O reajuste será concedido em duas etapas: a primeira, de 4,5%, já está em vigor desde abril deste ano; a segunda parcela, de mesmo percentual, será aplicada a partir de 1º de janeiro de 2026.
Com a medida, a remuneração dos postos mais baixos — como Recruta, Soldado, Marinheiro-Recruta e Corneteiro de Terceira Classe — passou de R$ 1.078 para R$ 1.127 em abril e chegará a R$ 1.177 no início do próximo ano. Já no topo da hierarquia militar, cargos como Almirante de Esquadra, General de Exército e Tenente-Brigadeiro do Ar tiveram seus soldos reajustados de R$ 13.471 para R$ 14.077, com previsão de alcançar R$ 14.711 em janeiro.
Segundo o governo federal, a medida terá impacto de R$ 3 bilhões no orçamento público.

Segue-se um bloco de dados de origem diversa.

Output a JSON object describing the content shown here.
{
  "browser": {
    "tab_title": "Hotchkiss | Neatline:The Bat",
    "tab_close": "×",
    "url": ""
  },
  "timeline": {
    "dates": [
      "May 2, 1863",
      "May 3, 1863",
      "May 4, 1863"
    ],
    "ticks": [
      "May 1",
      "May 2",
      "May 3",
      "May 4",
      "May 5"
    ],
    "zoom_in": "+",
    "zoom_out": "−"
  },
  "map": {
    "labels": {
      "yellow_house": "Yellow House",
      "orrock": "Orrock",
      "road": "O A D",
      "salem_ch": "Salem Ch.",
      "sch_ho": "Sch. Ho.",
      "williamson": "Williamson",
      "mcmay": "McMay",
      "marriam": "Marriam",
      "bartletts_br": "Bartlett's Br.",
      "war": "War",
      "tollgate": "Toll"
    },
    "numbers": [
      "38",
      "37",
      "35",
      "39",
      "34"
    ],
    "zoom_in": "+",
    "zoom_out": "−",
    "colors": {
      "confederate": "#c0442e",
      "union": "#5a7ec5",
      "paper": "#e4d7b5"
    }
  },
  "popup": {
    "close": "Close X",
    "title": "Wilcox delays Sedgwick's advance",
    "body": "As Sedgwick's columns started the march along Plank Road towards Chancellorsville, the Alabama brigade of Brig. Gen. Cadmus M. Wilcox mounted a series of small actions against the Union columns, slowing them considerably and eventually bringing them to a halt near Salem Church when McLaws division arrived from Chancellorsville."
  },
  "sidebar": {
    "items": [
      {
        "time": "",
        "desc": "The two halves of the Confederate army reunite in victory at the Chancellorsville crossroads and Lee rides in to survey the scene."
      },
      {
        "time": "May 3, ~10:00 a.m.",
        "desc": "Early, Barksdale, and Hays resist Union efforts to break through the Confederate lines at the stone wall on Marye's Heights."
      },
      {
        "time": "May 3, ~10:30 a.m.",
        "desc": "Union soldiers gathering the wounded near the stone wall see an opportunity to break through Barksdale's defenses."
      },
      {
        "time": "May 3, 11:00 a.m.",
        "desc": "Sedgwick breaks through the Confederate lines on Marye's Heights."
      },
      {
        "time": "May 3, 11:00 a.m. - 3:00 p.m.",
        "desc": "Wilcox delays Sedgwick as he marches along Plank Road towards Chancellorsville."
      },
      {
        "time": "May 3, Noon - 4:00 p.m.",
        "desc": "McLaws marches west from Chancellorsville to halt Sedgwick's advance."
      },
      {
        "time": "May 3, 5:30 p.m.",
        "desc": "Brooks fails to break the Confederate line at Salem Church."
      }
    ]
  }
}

O acordo para o reajuste foi costurado no ano passado entre o ministro da Defesa, José Múcio Monteiro, e o presidente Luiz Inácio Lula da Silva.
A última vez que os militares receberam aumento foi em 2023. Durante a reforma da previdência das Forças Armadas, o então presidente Jair Bolsonaro concedeu reajustes parcelados a partir de 2020, como parte da reestruturação das carreiras, com ampliação de gratificações — o que, segundo técnicos do governo, resultou em aumentos que chegaram a 150%.